Here are my "Oh, HELL Yeah!" items:
- It feels, looks, and behaves like an insulin pump in 2014 should. How I feel about the way I manage my diabetes plays an important role in my psychosocial health, for better or worse, and things like a touchscreen (no more scrolling - huzzah!) and data displayed in color (with graphics!) please my sensibilities. The screen is bright; the vibrate setting is noticeable but not too vibratey (technical term); the pump's "feel" is solid and sleek. This matters to me.
- It has a vibrate option, instead of all audible alerts and alarms.
- There's a touch bolus button, which allows me to program a bolus without ever needing to look at my pump screen - I use this often, and realized after trialing the Snap pump that this was a must-have for me.
- The "basics" are all on my home screen, or just one tap away: things like my insulin on board (IOB) and time of my last bolus, current basal rate, battery life, insulin left in cartridge and current I:C ratio are all easy and quick to access.
- I can plug the pump into the wall, or the USB port on my laptop, or my car, to charge it. That is so boss.
- "Personal Profiles" include everything you might want to reset for that time of day - not just basal rates, but also I:C, correction factors, target BG, and more can be tailored in each individual profile.
- Speaking of personal profiles, you can name the profiles whatever you want. Again, seems small - but being able to have a profile named "Eff Yeah Wknd" makes me smile.
- I considered listing this as a negative, but I'm actually thinking it should be a plus: the t:slim seems more occlusion-sensitive than other pumps I've worn. This could be good as long as the alarms are actually truthful.
- It's water-tight. Excellent.
- Delivery noises seem much quieter to me. I'm not talking about confirmation beeps, but the actual noise the piston makes when delivering a bolus or basal. Anyone who has used an Animas Ping and spent any amount of time in a library or super-quiet work environment (hey, that's me!) can attest to the loud noises it makes while delivering insulin, and that always bugged me. Sweet relief!
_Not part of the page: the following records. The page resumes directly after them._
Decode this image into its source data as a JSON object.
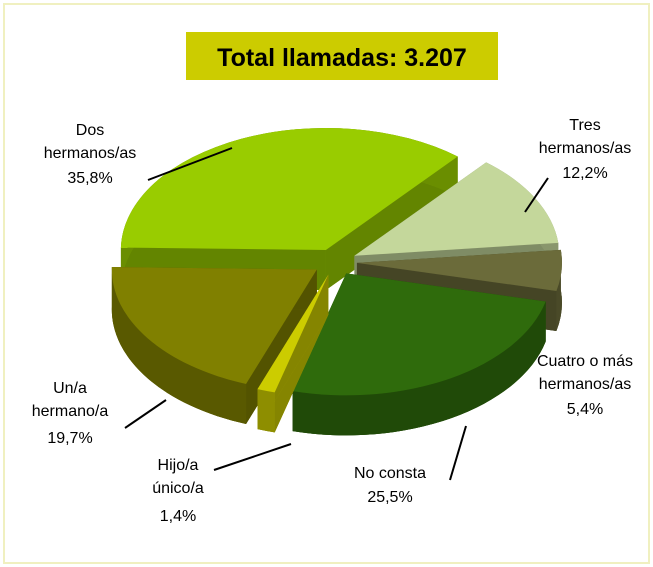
{
  "chart_data": {
    "type": "pie",
    "title": "Total llamadas: 3.207",
    "categories": [
      "Tres\nhermanos/as",
      "Cuatro o más\nhermanos/as",
      "No consta",
      "Hijo/a\núnico/a",
      "Un/a\nhermano/a",
      "Dos\nhermanos/as"
    ],
    "values": [
      12.2,
      5.4,
      25.5,
      1.4,
      19.7,
      35.8
    ],
    "value_labels": [
      "12,2%",
      "5,4%",
      "25,5%",
      "1,4%",
      "19,7%",
      "35,8%"
    ],
    "colors": [
      "#c4d79b",
      "#6b6b3a",
      "#2f6b0c",
      "#cccc00",
      "#808000",
      "#99cc00"
    ]
  }
}
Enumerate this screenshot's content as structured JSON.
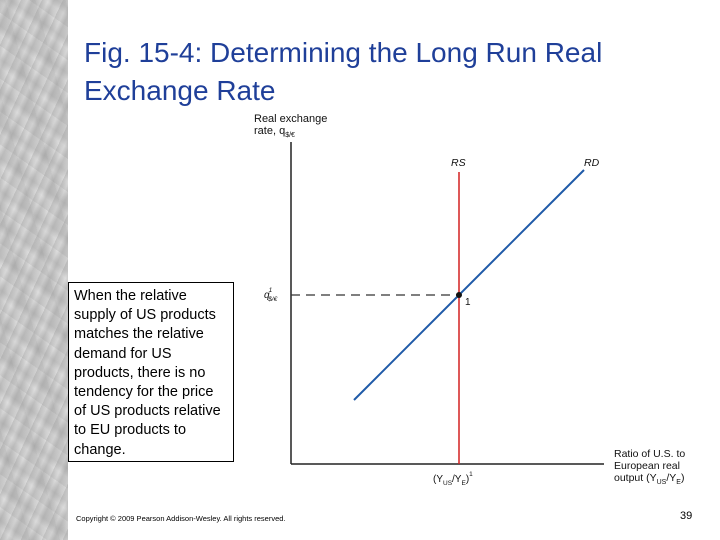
{
  "title": "Fig. 15-4:  Determining the Long Run Real Exchange Rate",
  "callout_text": "When the relative supply of US products matches the relative demand for US products, there is no tendency for the price of US products relative to EU products to change.",
  "footer": "Copyright © 2009 Pearson Addison-Wesley. All rights reserved.",
  "page_number": "39",
  "diagram": {
    "y_axis_label_line1": "Real exchange",
    "y_axis_label_line2": "rate, q",
    "y_axis_label_sub": "$/€",
    "x_axis_label_line1": "Ratio of U.S. to",
    "x_axis_label_line2": "European real",
    "x_axis_label_line3": "output (Y",
    "x_axis_label_line3_sub1": "US",
    "x_axis_label_line3_mid": "/Y",
    "x_axis_label_line3_sub2": "E",
    "x_axis_label_line3_end": ")",
    "rs_label": "RS",
    "rd_label": "RD",
    "point_label": "1",
    "q_tick": "q",
    "q_tick_sup": "1",
    "q_tick_sub": "$/€",
    "x_tick_open": "(Y",
    "x_tick_sub1": "US",
    "x_tick_mid": "/Y",
    "x_tick_sub2": "E",
    "x_tick_close": ")",
    "x_tick_sup": "1",
    "rs_color": "#d42020",
    "rd_color": "#1f5aa8"
  }
}
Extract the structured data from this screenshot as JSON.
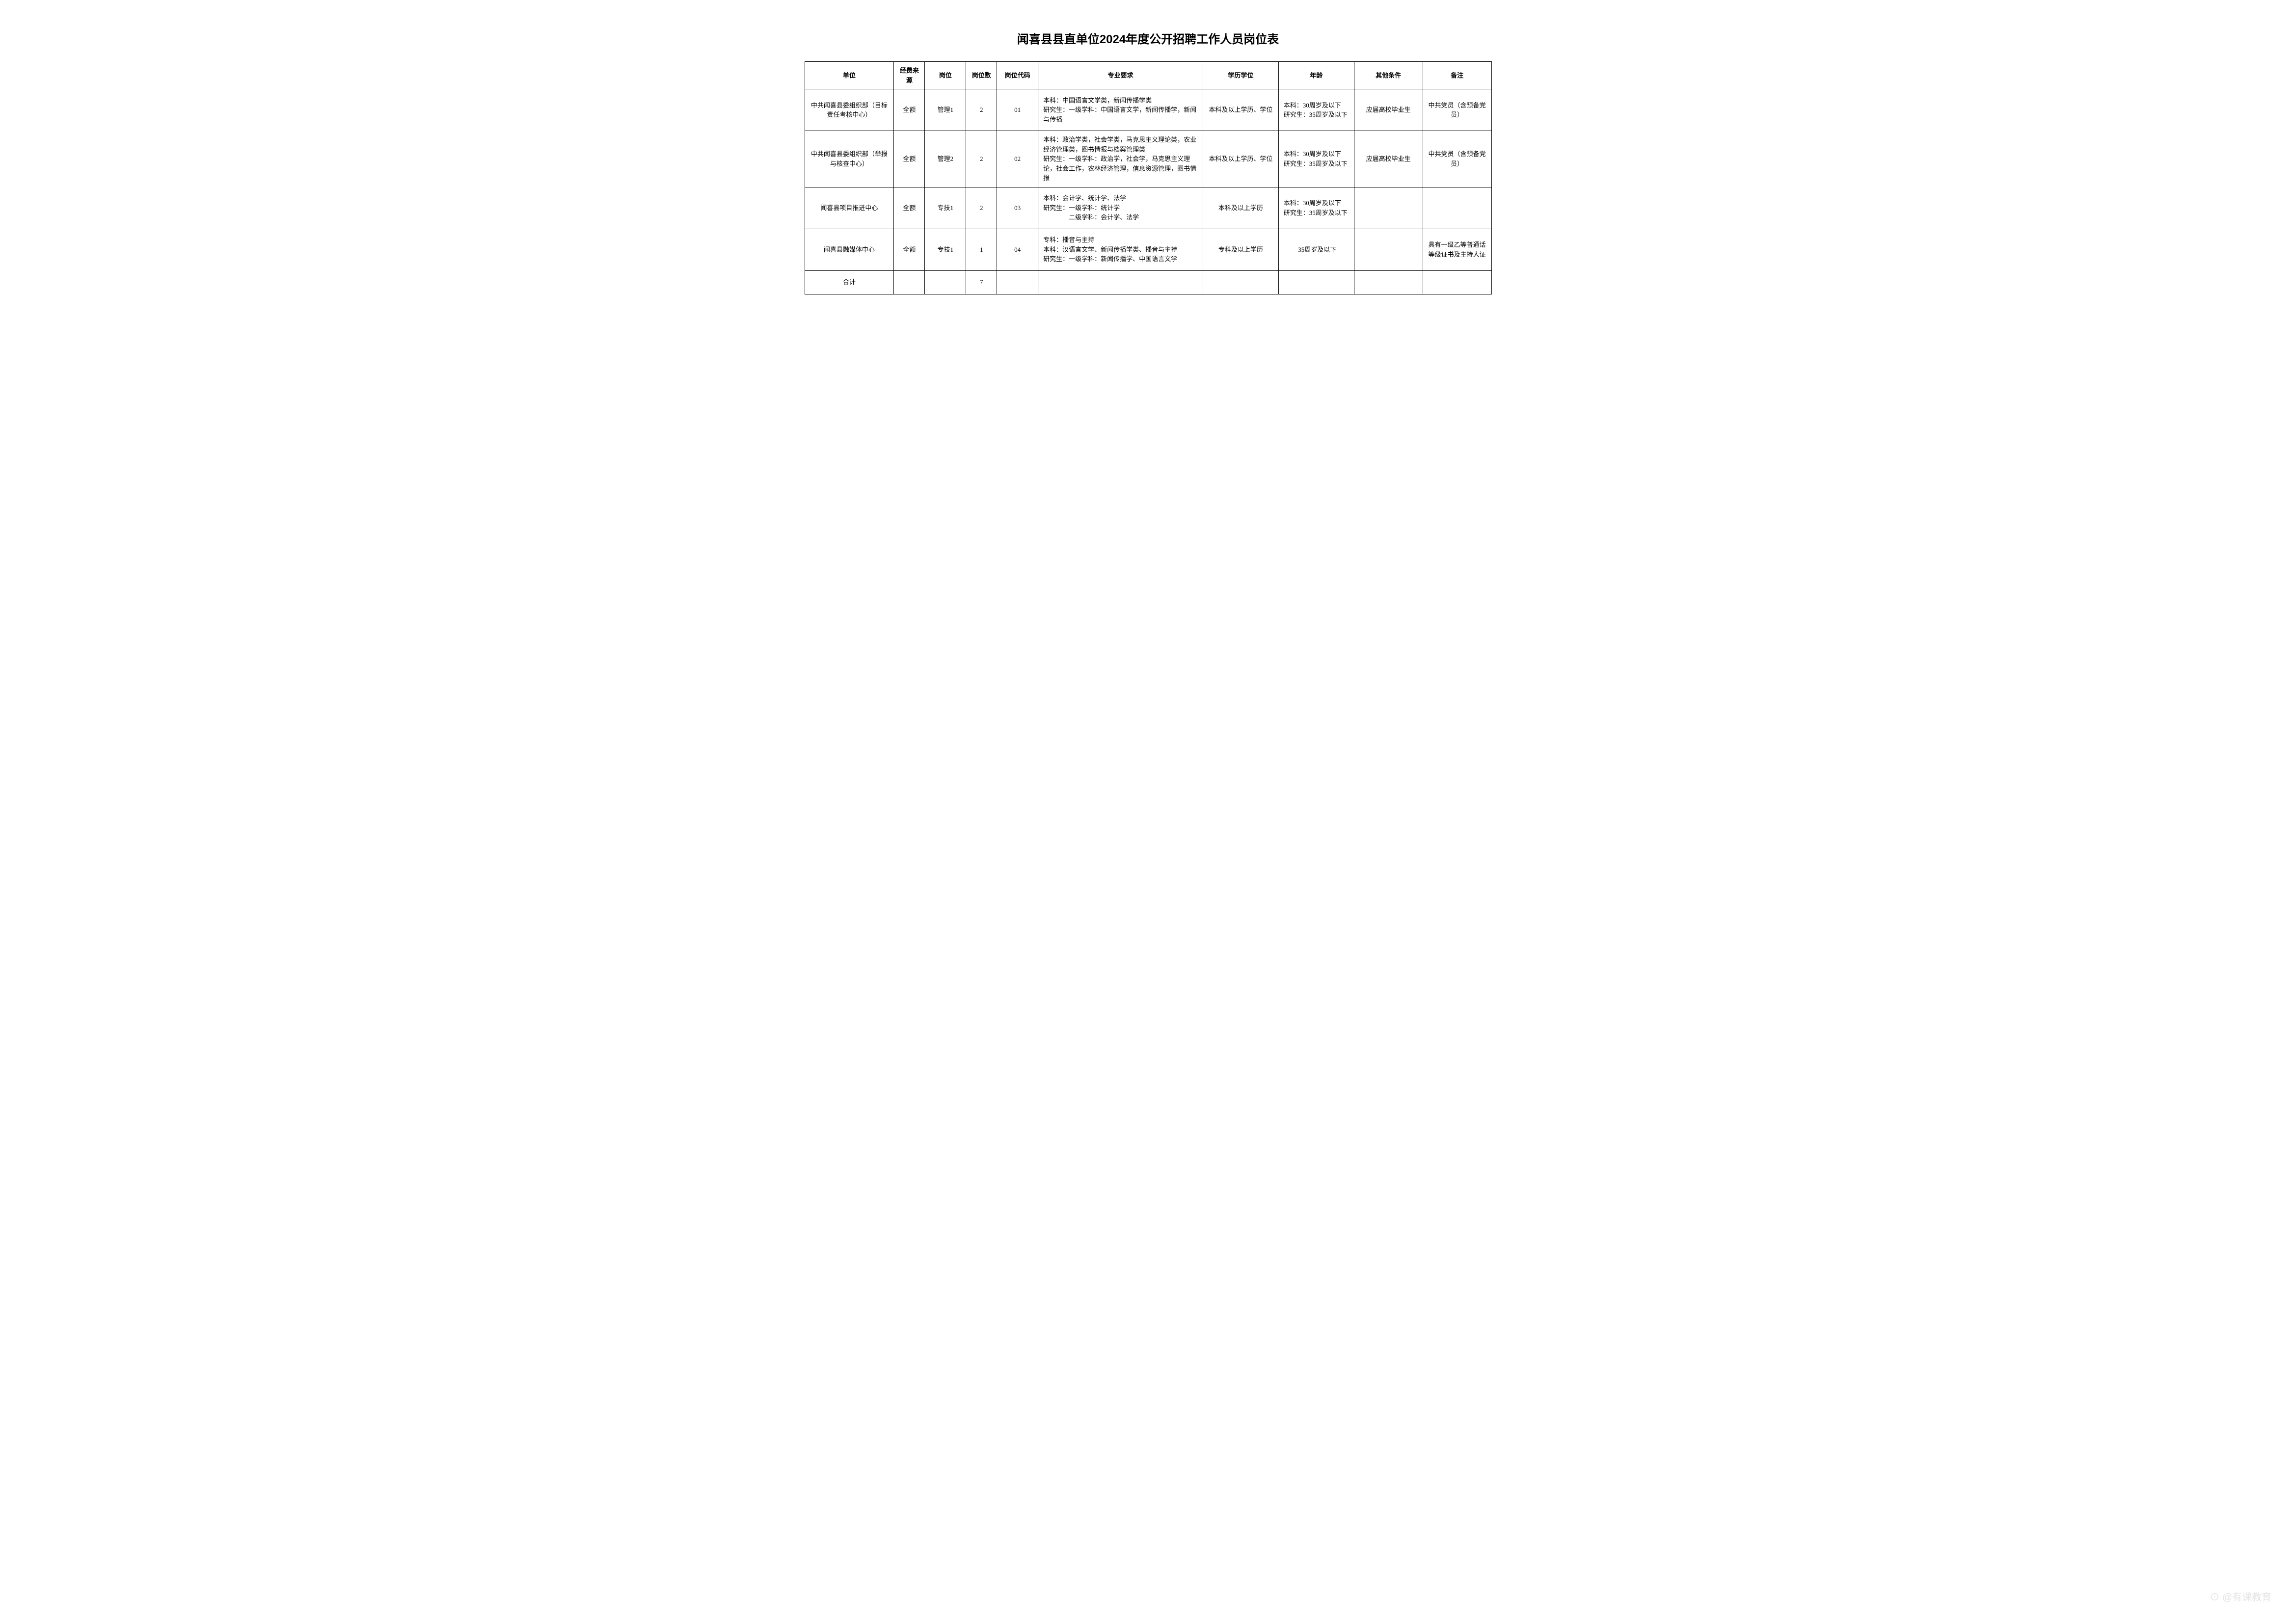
{
  "title": "闻喜县县直单位2024年度公开招聘工作人员岗位表",
  "headers": {
    "unit": "单位",
    "funding": "经费来源",
    "position": "岗位",
    "count": "岗位数",
    "code": "岗位代码",
    "major": "专业要求",
    "education": "学历学位",
    "age": "年龄",
    "other": "其他条件",
    "notes": "备注"
  },
  "rows": [
    {
      "unit": "中共闻喜县委组织部（目标责任考核中心）",
      "funding": "全额",
      "position": "管理1",
      "count": "2",
      "code": "01",
      "major": "本科：中国语言文学类，新闻传播学类\n研究生：一级学科：中国语言文学，新闻传播学，新闻与传播",
      "education": "本科及以上学历、学位",
      "age": "本科：30周岁及以下\n研究生：35周岁及以下",
      "other": "应届高校毕业生",
      "notes": "中共党员（含预备党员）"
    },
    {
      "unit": "中共闻喜县委组织部（举报与核查中心）",
      "funding": "全额",
      "position": "管理2",
      "count": "2",
      "code": "02",
      "major": "本科：政治学类，社会学类，马克思主义理论类，农业经济管理类，图书情报与档案管理类\n研究生：一级学科：政治学，社会学，马克思主义理论，社会工作，农林经济管理，信息资源管理，图书情报",
      "education": "本科及以上学历、学位",
      "age": "本科：30周岁及以下\n研究生：35周岁及以下",
      "other": "应届高校毕业生",
      "notes": "中共党员（含预备党员）"
    },
    {
      "unit": "闻喜县项目推进中心",
      "funding": "全额",
      "position": "专技1",
      "count": "2",
      "code": "03",
      "major": "本科：会计学、统计学、法学\n研究生：一级学科：统计学\n　　　　二级学科：会计学、法学",
      "education": "本科及以上学历",
      "age": "本科：30周岁及以下\n研究生：35周岁及以下",
      "other": "",
      "notes": ""
    },
    {
      "unit": "闻喜县融媒体中心",
      "funding": "全额",
      "position": "专技1",
      "count": "1",
      "code": "04",
      "major": "专科：播音与主持\n本科：汉语言文学、新闻传播学类、播音与主持\n研究生：一级学科：新闻传播学、中国语言文学",
      "education": "专科及以上学历",
      "age": "35周岁及以下",
      "other": "",
      "notes": "具有一级乙等普通话等级证书及主持人证"
    }
  ],
  "total": {
    "label": "合计",
    "count": "7"
  },
  "watermark": "⊙ @有课教育"
}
- I hadn't realized this ahead of time, but the t:slim will alert you if you it thinks a bolus you're creating will cause you to go low. I love a device that can help me out like that.
- The t:connect software (Mac-friendly - yay!) is very visual and easy to use, and I like not having to mess with a special cable/dongle in order to access my information. Downloading my Ping was always such a clunky process that it deterred me from doing it very often - t:slim is very plug-and-play with any micro-USB cord. My doctor hasn't tried to access my data yet (I've heard there's no provider version; that they'll need my password to access it, which doesn't seem right), but so far I like it for my own use.
- I've found Tandem's team to be very responsive - customer service has been good, and my local reps have been very accessible, through emails, texts, calls, or whatever medium I might want to use. And when they issued two different voluntary recalls on cartridges - mine were affected - I was alerted by tweets, phone calls, emails, AND snail mail.
- Back to those t:clip cases - again, a small thing, but you can totally mix and match colors on these, because the clip is two parts.
- One last thing - I'm looking forward to hearing more about the partnership Tandem and Dexcom have forged in order to get an integrated system to market.
I'd also be interested in hearing what other t:slim users do or don't like about pumping with this particular device, so feel free to comment all over this.
As I said, I'm only three weeks in. Time will tell if this pump is a good fit for me over the long haul, but so far? Thumbs most of the way up.